The short answer is… no. It doesn’t take long for him to start being annoyed and emotionally distant again. On top of that, he begins lashing out at me. He doesn’t want to talk about that thing he let slip anymore. My questions about it are met with short and strained responses like: ‘it’s fine’, ‘I don’t wanna talk about it’, ‘it’s not that big a deal, just stop going on about it’. He’s taking everything out on me and it feels like he’s punishing me for something. I cry, I tiptoe, I vent to my friends. Eventually I join the dots and realise that he’s angry because he feels like he’s said too much. He’s angry at himself because he stepped out of the man box and so that anger turns to me, the person who knows his secret, whose fault it is for helping him step out of the manbox, for threatening his masculinity. I’m his emotional punching bag again. He’s resentful at me and not only am I having to suffer at the hands of his inability to share his authentic self, but I’m being made to suffer when he does too. Damned if I do, damned if I don’t. Damned if he does, damned if he doesn’t.

This is a catch 22 dynamic that I have found myself caught up in a number of times and it’s always the same. It has become so textbook that it’s now household conversation that comes with an eye roll between me and friends. We have many anecdotes to share teas and coffees over. It is so familiar that when I see the telltale signs of this dynamic when entering into new relationships, I do a very conscious cost-benefit analysis to ask myself whether it’s really worth going through all the mental and emotional gymnastics of bending over backwards to liberate my partner from his man box prison - only to be punished for it because I am the reminder that he cannot live up to the dehumanising, unattainable societal expectations of what it means to be a ‘manly man’. I have had men tell me that they love me, only in the same breath to tell me to ‘just shut up, ttyl’ and then they just disengage and disappear.
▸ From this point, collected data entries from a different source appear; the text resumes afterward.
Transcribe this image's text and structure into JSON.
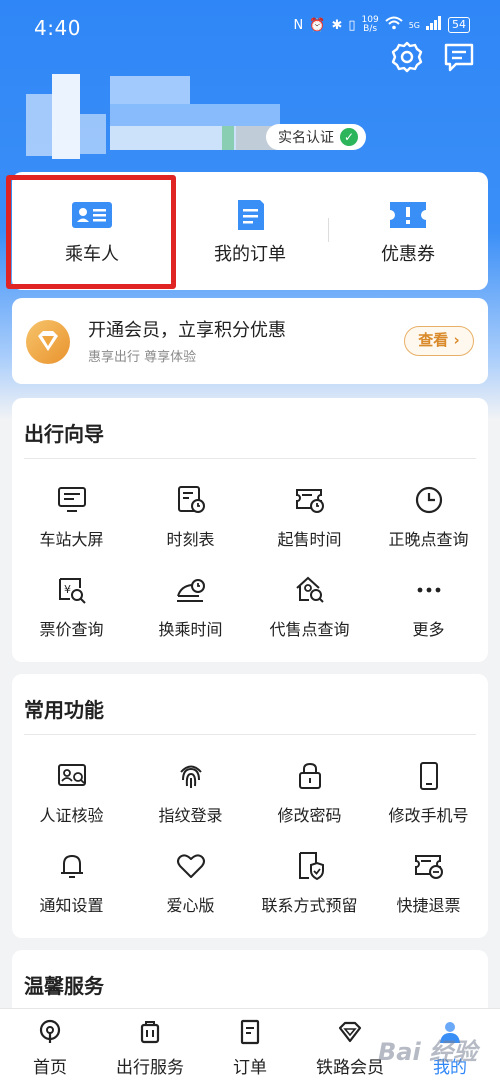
{
  "status_bar": {
    "time": "4:40",
    "net_speed": "109",
    "net_unit": "B/s",
    "signal_label": "5G",
    "battery": "54"
  },
  "header": {
    "verified_label": "实名认证",
    "icons": [
      "settings-icon",
      "message-icon"
    ]
  },
  "quick_actions": [
    {
      "label": "乘车人",
      "icon": "passenger-card-icon"
    },
    {
      "label": "我的订单",
      "icon": "order-doc-icon"
    },
    {
      "label": "优惠券",
      "icon": "coupon-icon"
    }
  ],
  "membership": {
    "title": "开通会员，立享积分优惠",
    "subtitle": "惠享出行 尊享体验",
    "button": "查看",
    "button_chevron": "›"
  },
  "travel_guide": {
    "title": "出行向导",
    "items": [
      {
        "label": "车站大屏",
        "icon": "monitor-icon"
      },
      {
        "label": "时刻表",
        "icon": "timetable-icon"
      },
      {
        "label": "起售时间",
        "icon": "ticket-clock-icon"
      },
      {
        "label": "正晚点查询",
        "icon": "clock-icon"
      },
      {
        "label": "票价查询",
        "icon": "fare-search-icon"
      },
      {
        "label": "换乘时间",
        "icon": "transfer-train-icon"
      },
      {
        "label": "代售点查询",
        "icon": "agency-search-icon"
      },
      {
        "label": "更多",
        "icon": "more-icon"
      }
    ]
  },
  "common_functions": {
    "title": "常用功能",
    "items": [
      {
        "label": "人证核验",
        "icon": "id-verify-icon"
      },
      {
        "label": "指纹登录",
        "icon": "fingerprint-icon"
      },
      {
        "label": "修改密码",
        "icon": "lock-icon"
      },
      {
        "label": "修改手机号",
        "icon": "phone-icon"
      },
      {
        "label": "通知设置",
        "icon": "bell-icon"
      },
      {
        "label": "爱心版",
        "icon": "heart-icon"
      },
      {
        "label": "联系方式预留",
        "icon": "contact-shield-icon"
      },
      {
        "label": "快捷退票",
        "icon": "quick-refund-icon"
      }
    ]
  },
  "warm_service": {
    "title": "温馨服务"
  },
  "bottom_nav": [
    {
      "label": "首页",
      "icon": "home-train-icon"
    },
    {
      "label": "出行服务",
      "icon": "luggage-icon"
    },
    {
      "label": "订单",
      "icon": "order-icon"
    },
    {
      "label": "铁路会员",
      "icon": "diamond-icon"
    },
    {
      "label": "我的",
      "icon": "profile-icon",
      "active": true
    }
  ],
  "colors": {
    "brand_blue": "#2f86f6",
    "highlight_red": "#e02424",
    "member_gold": "#e9932e",
    "verified_green": "#2cb55a"
  }
}
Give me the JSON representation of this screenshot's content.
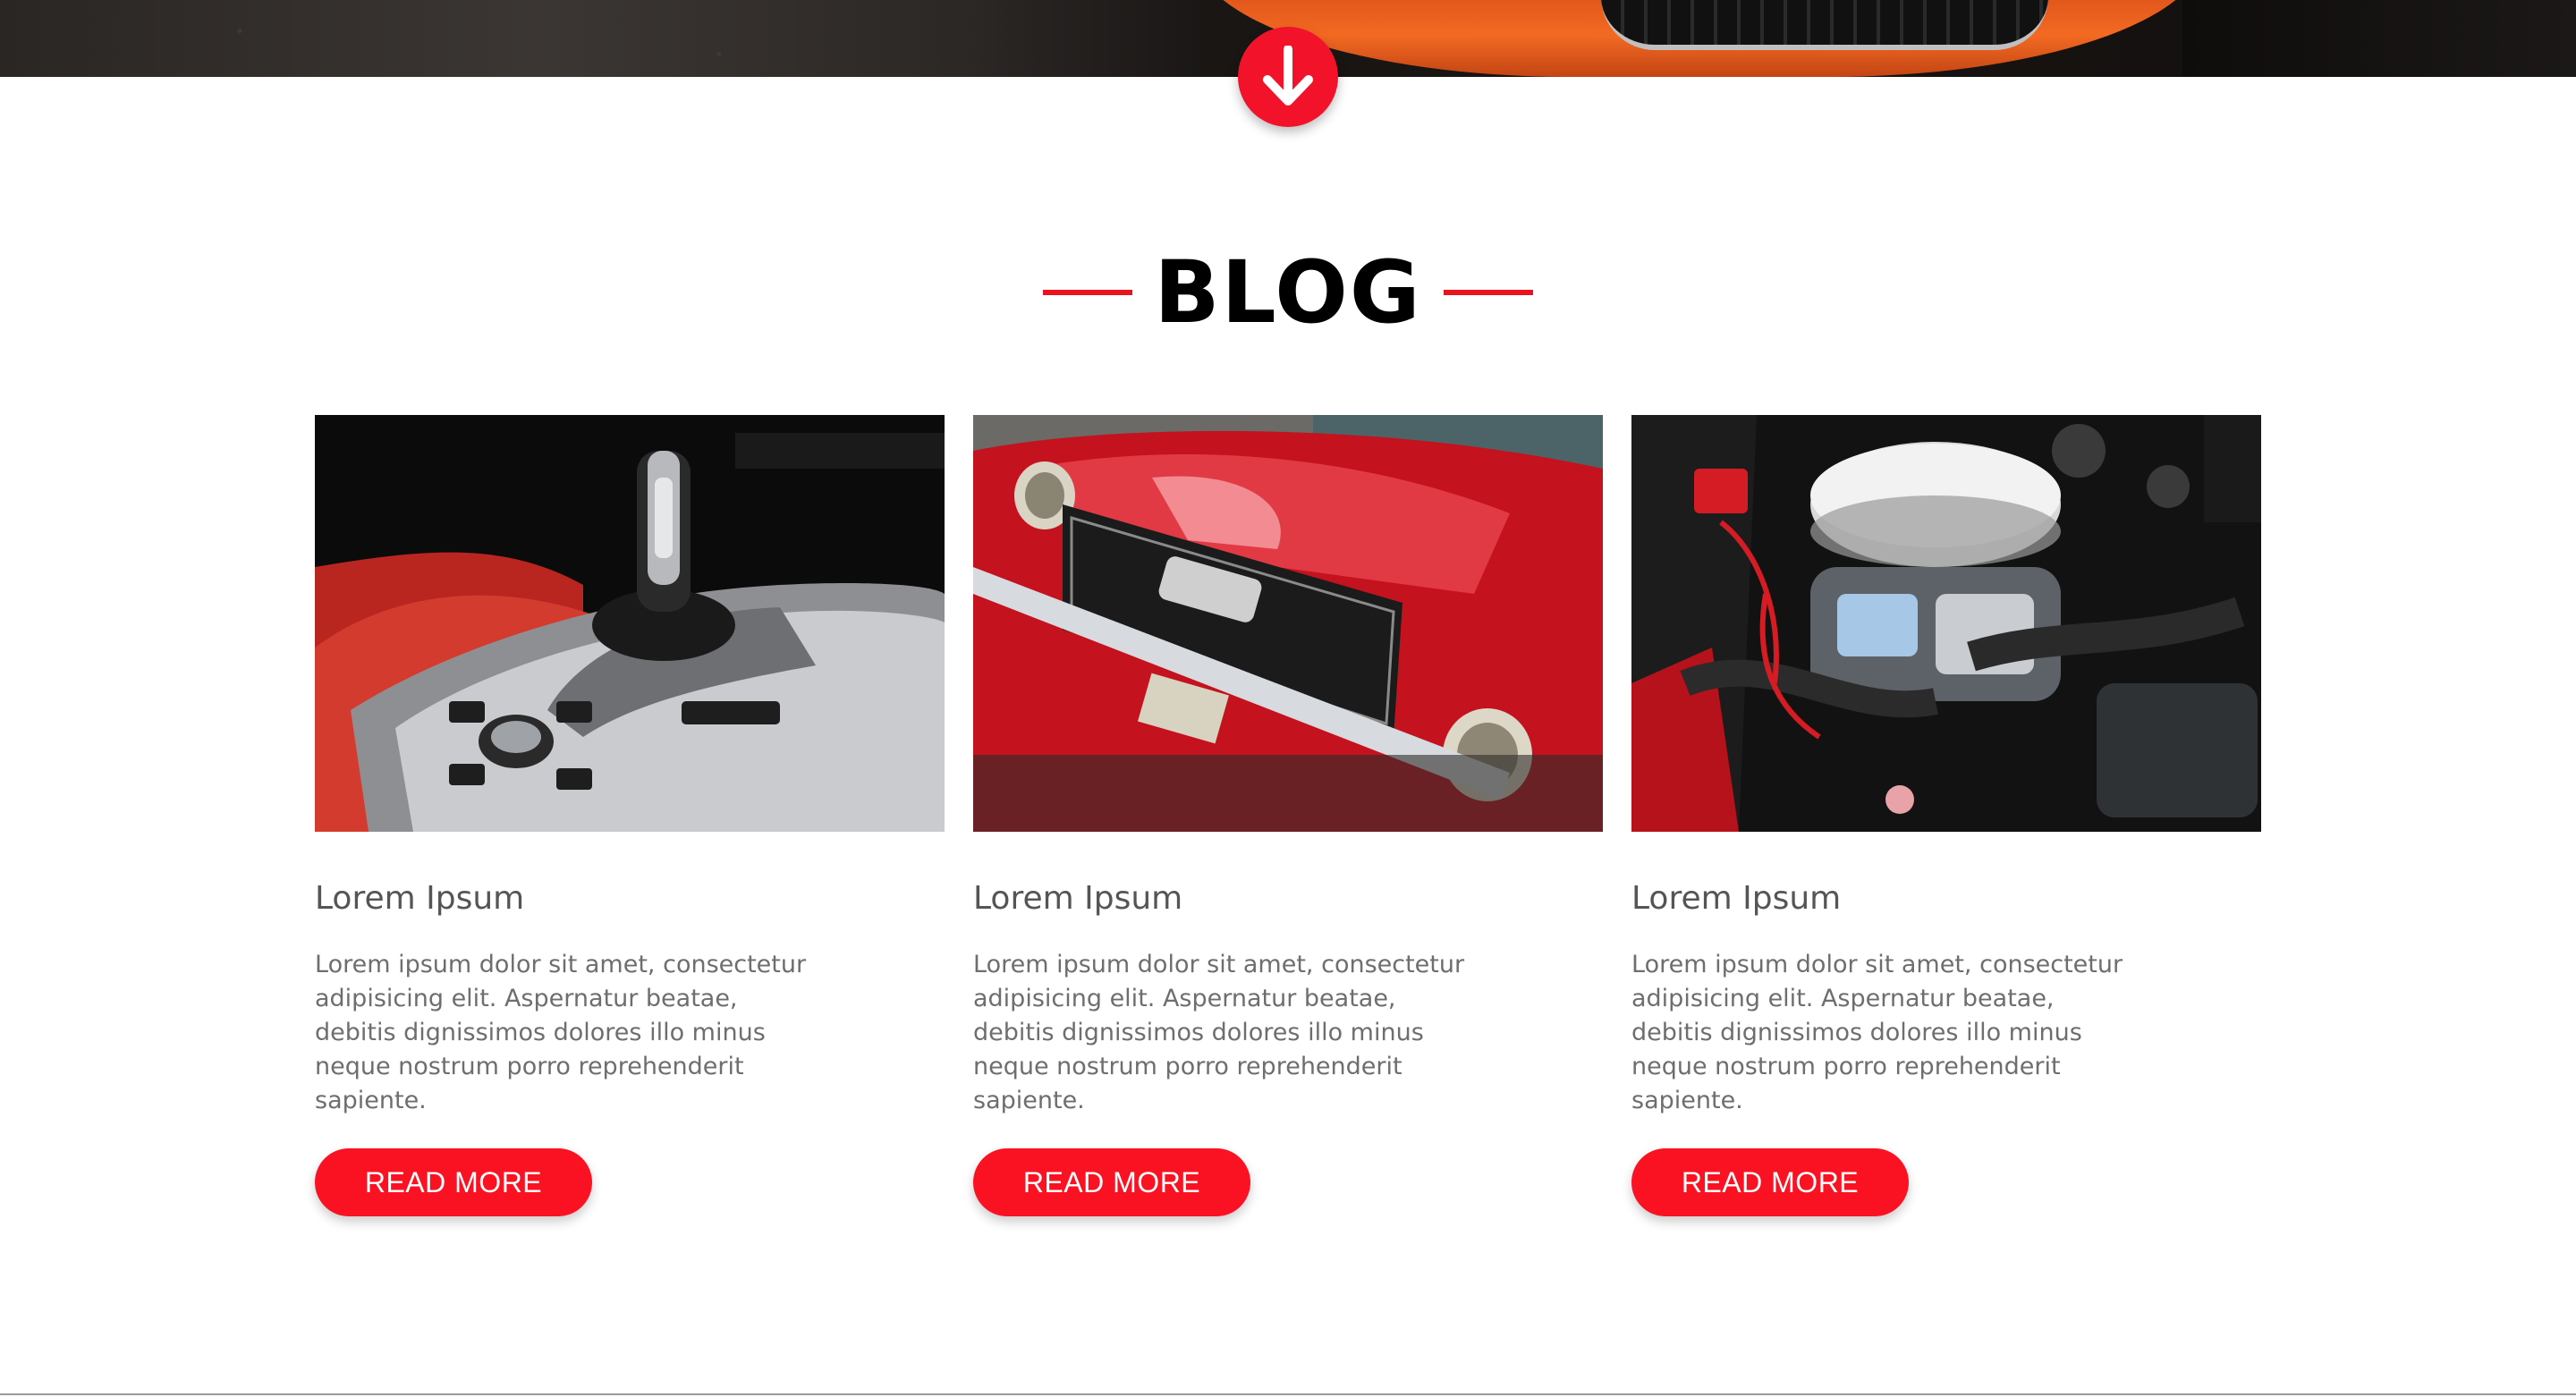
{
  "section": {
    "title": "BLOG"
  },
  "posts": [
    {
      "image": "car-interior-gear-shifter",
      "title": "Lorem Ipsum",
      "excerpt": "Lorem ipsum dolor sit amet, consectetur adipisicing elit. Aspernatur beatae, debitis dignissimos dolores illo minus neque nostrum porro reprehenderit sapiente.",
      "button_label": "READ MORE"
    },
    {
      "image": "red-classic-car-front",
      "title": "Lorem Ipsum",
      "excerpt": "Lorem ipsum dolor sit amet, consectetur adipisicing elit. Aspernatur beatae, debitis dignissimos dolores illo minus neque nostrum porro reprehenderit sapiente.",
      "button_label": "READ MORE"
    },
    {
      "image": "car-engine-bay",
      "title": "Lorem Ipsum",
      "excerpt": "Lorem ipsum dolor sit amet, consectetur adipisicing elit. Aspernatur beatae, debitis dignissimos dolores illo minus neque nostrum porro reprehenderit sapiente.",
      "button_label": "READ MORE"
    }
  ],
  "icons": {
    "scroll": "arrow-down-icon"
  },
  "colors": {
    "accent": "#fa1223",
    "heading": "#000000",
    "card_title": "#555555",
    "card_text": "#6e6e6e"
  }
}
Why? Why are teaching our men and boys to be affectionless and emotionless? Why, as a society, are we teaching them that the cost of being either of those things is unthinkable compared to their own mental health and wellbeing?

Dear Women: It’s not you and it’s not your fault. Remember that you don’t ever deserve to be or have to be anyone’s emotional punching bag. Centre yourself when you encounter these toxic dynamics and give them the ultimatum. Yes, an ultimatum. They either sort it out or they’re out. This ultimatum has saved me a lot of heartache and also a few relationships. When you give him the ultimatum, stick to it whatever the outcome - it’s up to him to decide how much he wants to change and commit to an emotionally mature relationship. If he’s willing to lose you to protect his manliness, then he’s already lost and he won’t change.

Dear Men: it’s time to investigate this behaviour within yourselves and deconstruct the anger that you wrap it in (because anger is the only emotion you have ever been validated in having). It is time to work with each other to talk about and deconstruct the man box as a social construct and the ways in which it is holding you and your relationships hostage. And it is time to give your partners (romantic or otherwise) a break, recognise when you are reinforcing a damned-if-they-do-and-damned-if-they-don’t dynamic and hold up the mirror to yourself. It is time to unlearn the impulse of lashing out and punishing your loved ones for something that is not their fault. Allow yourselves to sit with vulnerability and insecurity and affection and all the emotions that makes us human. Open your critical minds and loving hearts to the invitation, the possibility, of allowing someone in.